Pour la seconde fois, une Big Tech états-unienne a censuré un dirigeant Africain. Après la censure du Président Nigérian par Twitter, Facebook vient de censurer le Premier ministre éthiopien1 .

Au premier abord, il est évident, du point de vue de la déconflictualisation, que les appels à la violence doivent être freinés. Néanmoins, indépendamment de l'analyse de la guerre civile éthiopienne actuelle, le fait qu'une entreprise états-unienne censure un dirigeant africain pose problème. Evidemment, d'une façon générale, ce comportement porte atteinte aux souverainetés africaines. L'ancien Ministre de la propsective togolais, Kako Nubukpo, a d'ailleurs mentionné que la souveraineté numérique fait partie des souverainetés africaines, au même titre que la souveraienté monétaire.

En substance, Abiy Ahmed appelait les éthiopiens à prendre les armes pour contrer l'avance du TPLF, le Front de libération du peuple du Tigré: un article de la BBC cite une traduction de l'appel du Premier ministre éthiopien publiée par Addis Standard : "PM Abiy calls on 'our people' to temporarily hold occasional affairs, organize and march via legal manner to 'prevent, reverse & bury terrorist TPLF'. ". Et RFI indique que la page personnelle du Premier ministre appelait les citoyens à "s’emparer de n’importe quelle arme pour combattre, renverser et enterrer" les rebelles du TPLF.

En pratique, l'appel du Premier ministre éthiopien est comparable à l'appel du 18 juin 19402 lancé au français, dans lequel le général De Gaulle demandait creès clairemenent aux français de prendre les armes contre l'invasion allemande.
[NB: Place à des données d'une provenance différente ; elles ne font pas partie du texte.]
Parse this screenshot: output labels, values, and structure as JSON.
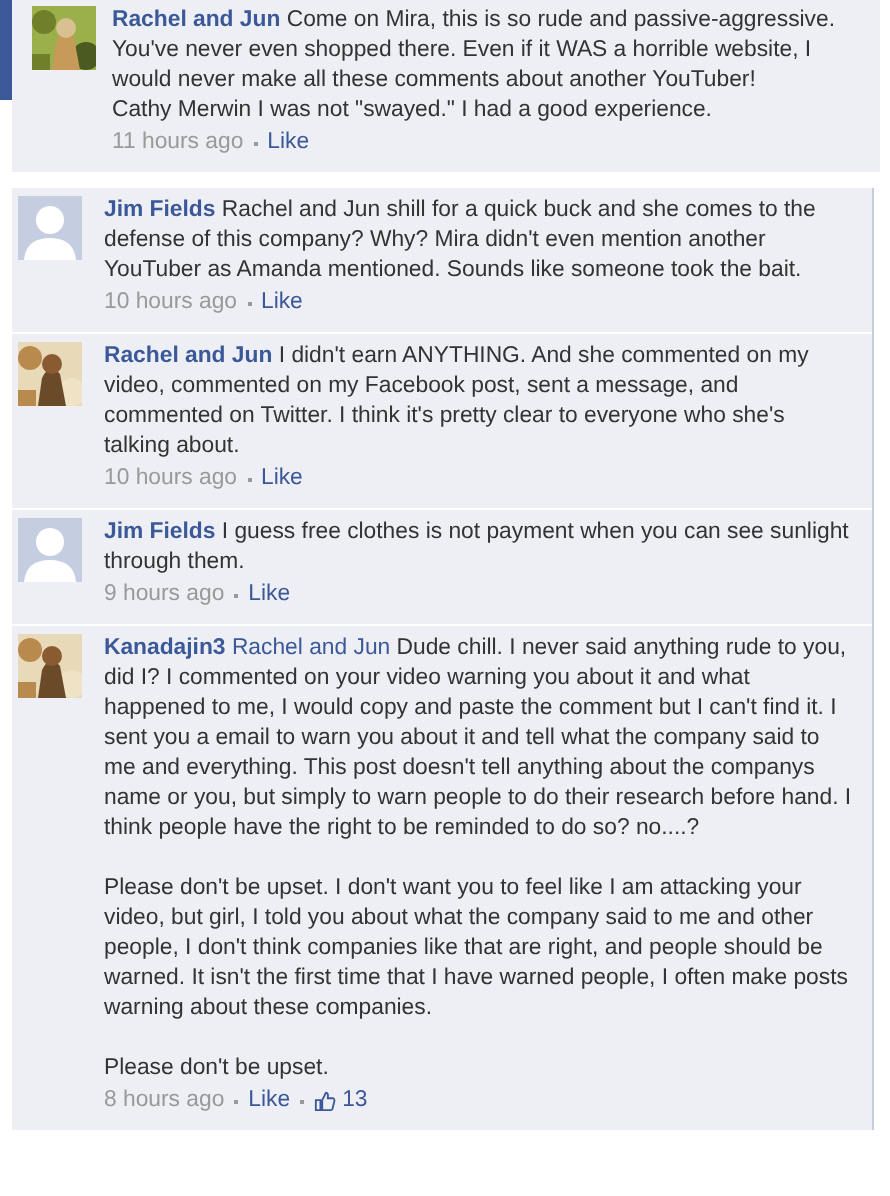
{
  "top_comment": {
    "author": "Rachel and Jun",
    "text": "Come on Mira, this is so rude and passive-aggressive. You've never even shopped there. Even if it WAS a horrible website, I would never make all these comments about another YouTuber!\nCathy Merwin I was not \"swayed.\" I had a good experience.",
    "time": "11 hours ago",
    "like": "Like"
  },
  "comments": [
    {
      "author": "Jim Fields",
      "avatar": {
        "kind": "default"
      },
      "text": "Rachel and Jun shill for a quick buck and she comes to the defense of this company? Why? Mira didn't even mention another YouTuber as Amanda mentioned. Sounds like someone took the bait.",
      "time": "10 hours ago",
      "like": "Like"
    },
    {
      "author": "Rachel and Jun",
      "text": "I didn't earn ANYTHING. And she commented on my video, commented on my Facebook post, sent a message, and commented on Twitter. I think it's pretty clear to everyone who she's talking about.",
      "time": "10 hours ago",
      "like": "Like"
    },
    {
      "author": "Jim Fields",
      "avatar": {
        "kind": "default"
      },
      "text": "I guess free clothes is not payment when you can see sunlight through them.",
      "time": "9 hours ago",
      "like": "Like"
    },
    {
      "author": "Kanadajin3",
      "mention": "Rachel and Jun",
      "text": "Dude chill. I never said anything rude to you, did I? I commented on your video warning you about it and what happened to me, I would copy and paste the comment but I can't find it. I sent you a email to warn you about it and tell what the company said to me and everything. This post doesn't tell anything about the companys name or you, but simply to warn people to do their research before hand. I think people have the right to be reminded to do so? no....?\n\nPlease don't be upset. I don't want you to feel like I am attacking your video, but girl, I told you about what the company said to me and other people, I don't think companies like that are right, and people should be warned. It isn't the first time that I have warned people, I often make posts warning about these companies.\n\nPlease don't be upset.",
      "time": "8 hours ago",
      "like": "Like",
      "like_count": "13"
    }
  ]
}
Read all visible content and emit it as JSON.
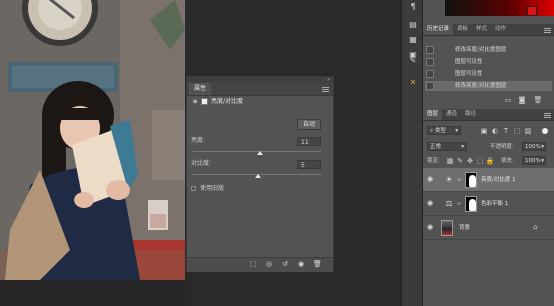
{
  "properties": {
    "tab": "属性",
    "adjustment_name": "亮度/对比度",
    "auto_label": "自动",
    "brightness_label": "亮度:",
    "brightness_value": "11",
    "brightness_fraction": 0.52,
    "contrast_label": "对比度:",
    "contrast_value": "5",
    "contrast_fraction": 0.51,
    "legacy_label": "使用旧版"
  },
  "history": {
    "tabs": [
      "历史记录",
      "调板",
      "样式",
      "动作"
    ],
    "items": [
      "修改亮度/对比度图层",
      "图层可见性",
      "图层可见性",
      "修改亮度/对比度图层"
    ],
    "selected_index": 3
  },
  "layers": {
    "tabs": [
      "图层",
      "通道",
      "路径"
    ],
    "kind_filter": "类型",
    "blend_mode": "正常",
    "opacity_label": "不透明度:",
    "opacity_value": "100%",
    "lock_label": "锁定:",
    "fill_label": "填充:",
    "fill_value": "100%",
    "items": [
      {
        "name": "亮度/对比度 1",
        "selected": true
      },
      {
        "name": "色彩平衡 1",
        "selected": false
      },
      {
        "name": "背景",
        "selected": false
      }
    ]
  },
  "colors": {
    "panel": "#535353",
    "dark": "#2b2b2b",
    "selected": "#6e6e6e"
  }
}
Il ne s'agit pas ici de compaerr le TPLF  à l'armée allemande, mais juste de remarquer que ce que Facebook reproche à Abiy Ahmed est identique au contenu de l'appel du 18 juin.

Une question importante est donc, si Facebook avait existé en 1940, est-ce que Mark Zuckerberg aurait censuré le général De Gaulle? C'est pourant exactement le pouvoir que s'octroie Facebook aujourd'hui. La communuauté internationale peut-elle accepter qu'une entreprise états-unienne ait un tel pouvoir? Quelle est la légitimité d'une entreprise privée à intervenir dans les affaires internationales? Quels sont les critéères utilisés par cette entreprise pour censurer? Quel est l'impact de l'opinion de ses dirigeants sur ces censures?

Par exemple, la décision de prohiber le pseudonymat des utilisateurs sur Facebook est dûe à la soeur de Mark Zukerberg. A l'époque où elle était Directrice Marketing de Facebook, Randi Zuckerberg souhaitait la fin de l'anonymat sur internet, parcequ'elle estimait que les utilisateurs auraient un comportement plus civique si on les obligeait à utiliser leur vrai nom. Pourtant, cette politique met des vies en danger.

Quoi qu'il en soit, si la censure de certains contenus peut être souhaitable en raison de leur dangerosité ou des dommages qu'ils provoquent, le respect des droits de l'homme impose que les contenus soient au préalable jugés par des juges, et non pas par des opéarateurs privés: la censure privée porte atteinte au droit à un procés équitable.

Facebook prend des décisions qui relèvent des justices établies par les démocraties, ou de la communauté internationale. Dans le cas de l'Ethiopie, le fait qu'une entreprise états-unienne concurrence la communauté internationale devrait interpeller: après tout, la fin de la Société des Nations a bien été accélérée par son impuissance face à l'invasion de l'Abyssinie .

Un autre risque concerne la réputation des Big Tech : Si le Président Trump a été censuré, cela reste après tout une affaire intérieure états-unienne. En revanche les dirigeants étrangers censurés par les Big Tech sont deux dirigeants africains. Les dirigeants de Facebook oseraient-ils par exemple censurer Emmanuel Macron? Ou bien un des candidats à l'élection présidentielle française? Qui sait.

Mais pour l'instant le fait que les seuls dirigeants étrangers censurés soient des dirigeants africains génère un risque image considérable puisque de nombreux acteurs pourraient accuser les Big Tech de racisme ou de cyber-colonialisme.